If a child is using opioids, they are not typically in school, they may have family breakdown, they might be homeless or bouncing around from place to place, and they might also have legal troubles.
However, Palmquist said, substance abuse can happen everywhere.
“I think society likes to think they're the broken kids; they're the impoverished kids; they're the rabble-rousers. It's all of that. Every kind of kid is impacted. It's two-parent homes with huge amounts of income. It’s single-parent homes. It’s grandfather's home. It's all of it,” she said.
Palmquist said the pandemic has forced AHS to evaluate and implement several changes to reduce barriers to kids.
In August 2020 they created a team that does home visits and follows youth for six months to be assertive on the therapeutic side.

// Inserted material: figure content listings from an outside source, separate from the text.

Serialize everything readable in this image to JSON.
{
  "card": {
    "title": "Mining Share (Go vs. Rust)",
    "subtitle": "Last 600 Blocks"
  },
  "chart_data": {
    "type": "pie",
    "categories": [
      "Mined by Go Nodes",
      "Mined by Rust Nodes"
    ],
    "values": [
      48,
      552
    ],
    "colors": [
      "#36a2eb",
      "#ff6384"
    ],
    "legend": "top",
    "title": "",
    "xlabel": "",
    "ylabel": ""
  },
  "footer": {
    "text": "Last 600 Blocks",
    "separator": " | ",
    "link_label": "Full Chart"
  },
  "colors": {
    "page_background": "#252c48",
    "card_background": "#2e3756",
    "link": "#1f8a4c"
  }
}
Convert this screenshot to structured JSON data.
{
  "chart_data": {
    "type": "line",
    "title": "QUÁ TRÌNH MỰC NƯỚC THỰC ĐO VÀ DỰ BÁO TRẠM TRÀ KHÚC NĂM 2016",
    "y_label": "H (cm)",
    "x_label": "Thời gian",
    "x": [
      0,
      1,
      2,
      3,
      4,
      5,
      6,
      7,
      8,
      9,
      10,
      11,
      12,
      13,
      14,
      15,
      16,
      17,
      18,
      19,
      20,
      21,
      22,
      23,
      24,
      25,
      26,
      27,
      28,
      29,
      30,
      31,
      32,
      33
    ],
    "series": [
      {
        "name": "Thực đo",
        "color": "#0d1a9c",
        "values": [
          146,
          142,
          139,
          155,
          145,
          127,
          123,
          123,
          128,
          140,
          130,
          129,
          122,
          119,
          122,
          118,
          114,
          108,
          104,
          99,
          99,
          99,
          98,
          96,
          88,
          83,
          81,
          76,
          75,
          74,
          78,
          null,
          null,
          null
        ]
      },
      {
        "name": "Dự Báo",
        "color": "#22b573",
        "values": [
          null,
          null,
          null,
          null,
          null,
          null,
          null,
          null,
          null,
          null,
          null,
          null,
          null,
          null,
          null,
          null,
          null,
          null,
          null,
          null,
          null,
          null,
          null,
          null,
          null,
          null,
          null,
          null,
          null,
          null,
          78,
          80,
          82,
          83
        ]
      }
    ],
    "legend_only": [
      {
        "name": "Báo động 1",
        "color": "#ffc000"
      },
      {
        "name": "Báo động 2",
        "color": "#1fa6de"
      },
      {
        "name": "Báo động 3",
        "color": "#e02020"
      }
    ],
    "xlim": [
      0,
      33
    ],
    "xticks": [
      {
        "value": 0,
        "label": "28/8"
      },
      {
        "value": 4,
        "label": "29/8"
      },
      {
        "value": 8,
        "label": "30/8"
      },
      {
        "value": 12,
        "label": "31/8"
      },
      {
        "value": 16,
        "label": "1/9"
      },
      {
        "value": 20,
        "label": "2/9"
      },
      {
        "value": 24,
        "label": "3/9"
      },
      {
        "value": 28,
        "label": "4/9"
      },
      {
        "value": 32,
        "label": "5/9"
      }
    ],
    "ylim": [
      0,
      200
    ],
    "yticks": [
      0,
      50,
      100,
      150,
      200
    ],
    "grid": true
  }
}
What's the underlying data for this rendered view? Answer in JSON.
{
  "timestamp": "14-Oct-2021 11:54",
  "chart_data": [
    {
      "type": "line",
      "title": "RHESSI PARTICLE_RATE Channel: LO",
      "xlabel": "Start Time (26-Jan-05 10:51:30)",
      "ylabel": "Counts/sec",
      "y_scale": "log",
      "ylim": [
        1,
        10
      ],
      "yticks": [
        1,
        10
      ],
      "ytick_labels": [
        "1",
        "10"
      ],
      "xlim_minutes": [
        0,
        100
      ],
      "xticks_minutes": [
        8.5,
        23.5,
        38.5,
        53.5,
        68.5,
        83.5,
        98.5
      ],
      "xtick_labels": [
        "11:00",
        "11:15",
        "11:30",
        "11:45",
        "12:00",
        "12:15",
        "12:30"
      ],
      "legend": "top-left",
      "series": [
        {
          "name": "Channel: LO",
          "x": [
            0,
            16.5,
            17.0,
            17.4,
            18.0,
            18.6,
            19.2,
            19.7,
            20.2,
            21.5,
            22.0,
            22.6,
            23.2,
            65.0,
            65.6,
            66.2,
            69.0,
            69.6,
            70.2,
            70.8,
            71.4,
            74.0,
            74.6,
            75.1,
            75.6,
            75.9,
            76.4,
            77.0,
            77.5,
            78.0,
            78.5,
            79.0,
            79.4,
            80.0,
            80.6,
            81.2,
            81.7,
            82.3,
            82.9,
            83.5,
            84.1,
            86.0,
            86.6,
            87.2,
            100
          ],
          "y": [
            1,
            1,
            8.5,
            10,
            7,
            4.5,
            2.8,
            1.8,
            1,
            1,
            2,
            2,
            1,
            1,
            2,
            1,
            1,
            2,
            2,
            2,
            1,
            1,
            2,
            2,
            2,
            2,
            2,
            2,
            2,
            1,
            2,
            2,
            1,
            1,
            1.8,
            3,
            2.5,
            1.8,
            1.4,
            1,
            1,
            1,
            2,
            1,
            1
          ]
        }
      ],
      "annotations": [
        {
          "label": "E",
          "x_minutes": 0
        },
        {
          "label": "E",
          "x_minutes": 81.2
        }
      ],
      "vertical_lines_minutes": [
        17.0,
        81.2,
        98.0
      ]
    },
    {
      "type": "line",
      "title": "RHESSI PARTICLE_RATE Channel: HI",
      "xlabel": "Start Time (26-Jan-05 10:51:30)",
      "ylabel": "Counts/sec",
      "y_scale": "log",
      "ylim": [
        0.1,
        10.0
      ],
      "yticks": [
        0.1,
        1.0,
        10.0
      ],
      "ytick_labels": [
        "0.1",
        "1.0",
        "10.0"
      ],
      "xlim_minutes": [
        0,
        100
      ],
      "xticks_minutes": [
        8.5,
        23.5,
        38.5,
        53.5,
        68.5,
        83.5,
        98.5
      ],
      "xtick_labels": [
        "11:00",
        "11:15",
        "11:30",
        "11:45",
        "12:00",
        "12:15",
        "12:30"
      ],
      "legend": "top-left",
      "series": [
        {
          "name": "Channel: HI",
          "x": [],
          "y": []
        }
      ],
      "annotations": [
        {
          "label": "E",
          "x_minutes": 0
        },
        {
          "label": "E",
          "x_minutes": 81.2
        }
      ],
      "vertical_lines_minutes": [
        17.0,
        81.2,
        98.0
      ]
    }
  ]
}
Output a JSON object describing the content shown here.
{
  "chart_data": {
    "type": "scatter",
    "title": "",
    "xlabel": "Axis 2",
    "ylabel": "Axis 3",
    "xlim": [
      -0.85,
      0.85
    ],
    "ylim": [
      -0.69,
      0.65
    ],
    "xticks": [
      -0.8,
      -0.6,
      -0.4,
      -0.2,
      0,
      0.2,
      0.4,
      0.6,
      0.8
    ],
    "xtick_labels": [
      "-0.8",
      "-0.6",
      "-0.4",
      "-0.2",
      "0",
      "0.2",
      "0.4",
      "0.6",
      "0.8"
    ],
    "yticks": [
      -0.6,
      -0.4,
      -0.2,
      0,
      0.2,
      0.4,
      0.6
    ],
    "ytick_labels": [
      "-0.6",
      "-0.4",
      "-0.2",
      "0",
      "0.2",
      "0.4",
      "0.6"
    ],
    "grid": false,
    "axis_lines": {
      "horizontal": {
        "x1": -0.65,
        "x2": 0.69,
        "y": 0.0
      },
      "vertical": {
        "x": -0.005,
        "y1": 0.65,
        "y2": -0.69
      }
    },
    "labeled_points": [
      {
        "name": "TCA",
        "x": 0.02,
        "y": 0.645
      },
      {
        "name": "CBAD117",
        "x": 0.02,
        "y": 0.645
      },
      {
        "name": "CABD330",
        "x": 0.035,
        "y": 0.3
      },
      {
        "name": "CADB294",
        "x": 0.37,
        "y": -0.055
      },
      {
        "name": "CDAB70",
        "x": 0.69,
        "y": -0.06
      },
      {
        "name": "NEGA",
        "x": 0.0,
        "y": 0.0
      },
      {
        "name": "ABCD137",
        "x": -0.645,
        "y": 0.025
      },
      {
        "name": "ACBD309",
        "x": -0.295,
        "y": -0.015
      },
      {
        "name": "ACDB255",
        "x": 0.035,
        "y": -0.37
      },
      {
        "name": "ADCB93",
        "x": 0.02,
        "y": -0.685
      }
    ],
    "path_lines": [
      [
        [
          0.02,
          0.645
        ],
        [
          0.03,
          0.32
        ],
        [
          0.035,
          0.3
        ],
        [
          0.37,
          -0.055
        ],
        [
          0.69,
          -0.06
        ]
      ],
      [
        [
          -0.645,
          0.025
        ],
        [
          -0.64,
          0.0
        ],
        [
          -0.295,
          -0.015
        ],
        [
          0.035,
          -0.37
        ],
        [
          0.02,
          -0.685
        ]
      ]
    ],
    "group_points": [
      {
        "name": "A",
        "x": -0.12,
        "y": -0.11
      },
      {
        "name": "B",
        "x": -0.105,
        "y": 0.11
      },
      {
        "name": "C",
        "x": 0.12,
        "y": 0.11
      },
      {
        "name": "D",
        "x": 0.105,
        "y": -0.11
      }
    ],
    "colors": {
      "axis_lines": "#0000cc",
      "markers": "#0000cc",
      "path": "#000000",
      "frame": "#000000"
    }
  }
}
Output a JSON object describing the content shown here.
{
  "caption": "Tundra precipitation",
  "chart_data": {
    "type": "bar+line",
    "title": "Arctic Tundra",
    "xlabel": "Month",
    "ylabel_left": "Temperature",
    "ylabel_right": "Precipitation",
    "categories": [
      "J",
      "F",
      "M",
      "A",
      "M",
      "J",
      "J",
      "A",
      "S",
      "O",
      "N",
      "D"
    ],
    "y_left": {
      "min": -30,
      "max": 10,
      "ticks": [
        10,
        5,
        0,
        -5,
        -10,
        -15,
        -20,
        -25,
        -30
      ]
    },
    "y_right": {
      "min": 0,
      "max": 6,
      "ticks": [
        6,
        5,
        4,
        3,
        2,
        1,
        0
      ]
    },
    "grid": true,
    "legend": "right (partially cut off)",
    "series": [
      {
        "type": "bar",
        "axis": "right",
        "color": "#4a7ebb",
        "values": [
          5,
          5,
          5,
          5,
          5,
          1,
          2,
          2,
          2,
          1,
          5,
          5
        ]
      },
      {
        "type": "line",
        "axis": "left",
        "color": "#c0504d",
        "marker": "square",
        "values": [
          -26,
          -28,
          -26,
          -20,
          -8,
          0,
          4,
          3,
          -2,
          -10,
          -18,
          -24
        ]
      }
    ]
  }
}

“Not like demanding or, ‘We're going to lock you out,’ but more of that really assertive approach to providing support and counselling and treating-in-place, wherever that is, and where their family is,” she said.
In January, they created a program to add transportation to their services and shortened the hours of their programs.
AHS is continuing to look at making programs more seamless for youth.
"I think it's really important in (the) adolescent population that there's no disruption or fractured care planning,” she said, adding she does see hope with opioid treatment.
“If we can intervene when kids are struggling, and when they feel like they don't have hope, and we become agents of hope for them, I think what we see (is) people can get through it, struggle, and still have a really positive outcome for their life,” said Palmquist.
In an emailed response, Justin Marshall, press secretary for the associate minister of mental health and addictions, said the province made significant progress on the five recommendations from the 2018 Into Focus report.
As for the newly recommended youth panel, Marshall said as Alberta transitions to a recovery-oriented system of care, the province will include voices of youth and their families.
“Details are still being worked out, and we will have more to say about the Mental Health and Addictions Advisory Council’s work in the coming months,” Marshall said.
Lori Sigurdson, NDP Critic for Mental Health and Addictions, said she doesn’t understand how the province can say they’ve made significant progress when we are in the middle of an emergency.
“People are addicted to the substances and they need support. And certainly, I would not be saying we've had all this progress. It's just not true. People are dying. The situation is the worst than it's ever been in Alberta,” she said.
Sigurdson said Alberta needs to have an emergency plan in place and expand services across the province, including regulated and safe pharmaceutical and drug testing for street-drug toxicity.
Pelton from the advocate's office said they saw movement from the province after the initial report was released, but not enough to gain traction.
The latest report is suggesting the province consider the initial five recommendations, and that the public body be made up of people with lived experience.
They also want Alberta to address the full continuum of services, from prevention and intervention in schools, to harm reduction with intervention and post-intervention.
Pelton said there are serious issues that still need to be addressed in Alberta.
“When a young person is ready for treatment, there isn't always a bed available … They'll finish their detox and then there won't be a treatment bed for three months. And then, in that three months, they slide backwards," said Pelton.
"There is a real need to meet young people where they're at, and when they're asking for help. Because if we can do that, we will see more success.”